The Tour of Mont-Blanc

Solar radiation

UVA and UVB rays and hazards for the excursionist


We tend to underestimate just how harmful the sun's rays can be, especially ultraviolet radiation.  They can alter the DNA of our skin cells and induce skin tumors (e.g., melanoma) and other dermatological diseases as well as problems related to the eyes, such as conjunctivitis, snow blindness, corneal burns, heavy tearing and photosensitivity.

The highest risk time time slot is during midday (from 11 am to 2 pm) around the summer solstice (June 21st).  At this time at our latitudes, the sun's rays strike the earth at an angle of nearly 90°, which means the distance they travel through the atmosphere is at its shortest and has less of a filtering effect. In addition, the intensity of radiation increases by 7% for every 1000 meters in altitude, thanks to the increasing thinness of the air. In the mountains, therefore, conditions can vary considerably through the course of a single day.
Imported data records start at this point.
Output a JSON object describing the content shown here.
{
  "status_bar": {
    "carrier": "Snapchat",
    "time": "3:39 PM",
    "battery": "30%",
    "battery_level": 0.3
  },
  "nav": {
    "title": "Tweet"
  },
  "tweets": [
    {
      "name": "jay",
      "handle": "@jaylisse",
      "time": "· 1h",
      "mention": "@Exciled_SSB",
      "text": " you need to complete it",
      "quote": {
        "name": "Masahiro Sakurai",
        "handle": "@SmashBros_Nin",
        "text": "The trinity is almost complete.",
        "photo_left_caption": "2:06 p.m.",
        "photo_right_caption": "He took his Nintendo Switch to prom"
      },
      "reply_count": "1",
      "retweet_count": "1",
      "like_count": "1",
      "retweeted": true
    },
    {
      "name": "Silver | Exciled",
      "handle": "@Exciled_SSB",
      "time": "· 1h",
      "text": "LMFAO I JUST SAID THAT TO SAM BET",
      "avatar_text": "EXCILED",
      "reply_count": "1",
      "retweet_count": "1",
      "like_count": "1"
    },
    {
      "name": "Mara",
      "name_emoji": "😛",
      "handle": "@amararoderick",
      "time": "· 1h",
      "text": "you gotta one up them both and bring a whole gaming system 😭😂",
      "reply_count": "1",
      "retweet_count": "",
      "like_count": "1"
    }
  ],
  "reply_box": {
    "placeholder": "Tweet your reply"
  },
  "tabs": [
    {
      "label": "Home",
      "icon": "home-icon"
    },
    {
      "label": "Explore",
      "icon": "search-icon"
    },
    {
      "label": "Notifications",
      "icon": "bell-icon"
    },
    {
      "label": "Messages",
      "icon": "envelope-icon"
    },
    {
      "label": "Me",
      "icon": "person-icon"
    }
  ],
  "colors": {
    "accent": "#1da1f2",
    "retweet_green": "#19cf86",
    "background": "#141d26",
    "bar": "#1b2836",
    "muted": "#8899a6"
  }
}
Another factor to keep in mind is how snow and ice on the ground can increase the intensity of radiation by as much as 100%, thanks to their reflective capacity.

What to do:

  • Wear UV filter sunglasses;
  • Always use high protection sunblock;
  • Avoid prolonged direct exposure of the skin to the sun (do not take naps in the sun or lay out to work on your tan);
  • Take care of particularly exposed body zones (face, ears, neck, scalp, hands).